O acordo de Genebra também previa a remessa de 2.640 libras de urânio enriquecido a 3,5% para a Rússia, onde seria enriquecido a 20%, e em seguida para Paris, onde o urânio seria preparado para uso no reator médico do Irã. Na época o acordo foi considerado aceitável por Washington porque representava o que se acreditava ser a maior parte do estoque de urânio do Irã.

O acordo de Genebra fracassou sob intensa pressão política no Irã, quando todas as facções políticas criticaram os termos como comprometedores do direito do Irã à energia nuclear. O time de negociadores do Irã então — e de novo na segunda-feira — argumenta que o acordo é do interesse do Irã porque de fato confirma o direito do país de enriquecer urânio.

“E com o apoio do Irã, hoje uma declaração foi divulgada, que reconhece que o Irã tem direito ao uso pacífico da energia nuclear, especialmente ao enriquecimento de urânio”, disse o chefe da Organização Nuclear iraniana, Ali-Akbar Salehi, na TV.

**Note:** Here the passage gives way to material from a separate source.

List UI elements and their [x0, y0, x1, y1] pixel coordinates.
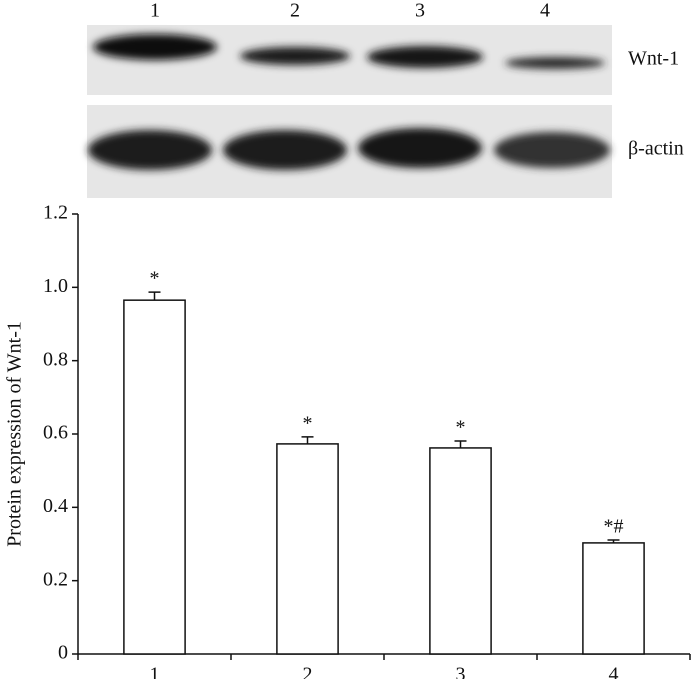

Os termos do acordo foram resultado de encontros envolvendo o presidente iraniano, Mahmoud Ahmadinejad; o ministro das Relações Exteriores Manouchehr Mottaki; Saeed Jalili, secretário do Conselho Supremo de Segurança Nacional; o presidente do Brasil Luiz Inácio Lula da Silva; e o primeiro-ministro da Turquia, Racep Tayyip Erdogan, de acordo com a agência oficial iraniana IRNA.

Se bem sucedido o acordo confirmaria a contínua ascensão da Turquia e do Brasil como forças globais. A Turquia, em particular, tem em meses recentes se reengajado no Oriente Médio, buscando ocupar um vácuo de liderança na região.

Ferai Tinc, um analista político que escreve para o jornal turco Milliyet, disse que “Ancara nunca apoiou totalmente o Irã, nem advogou violência ou sanções contra o Irã, mas defendeu fortemente a promoção de uma solução diplomática”.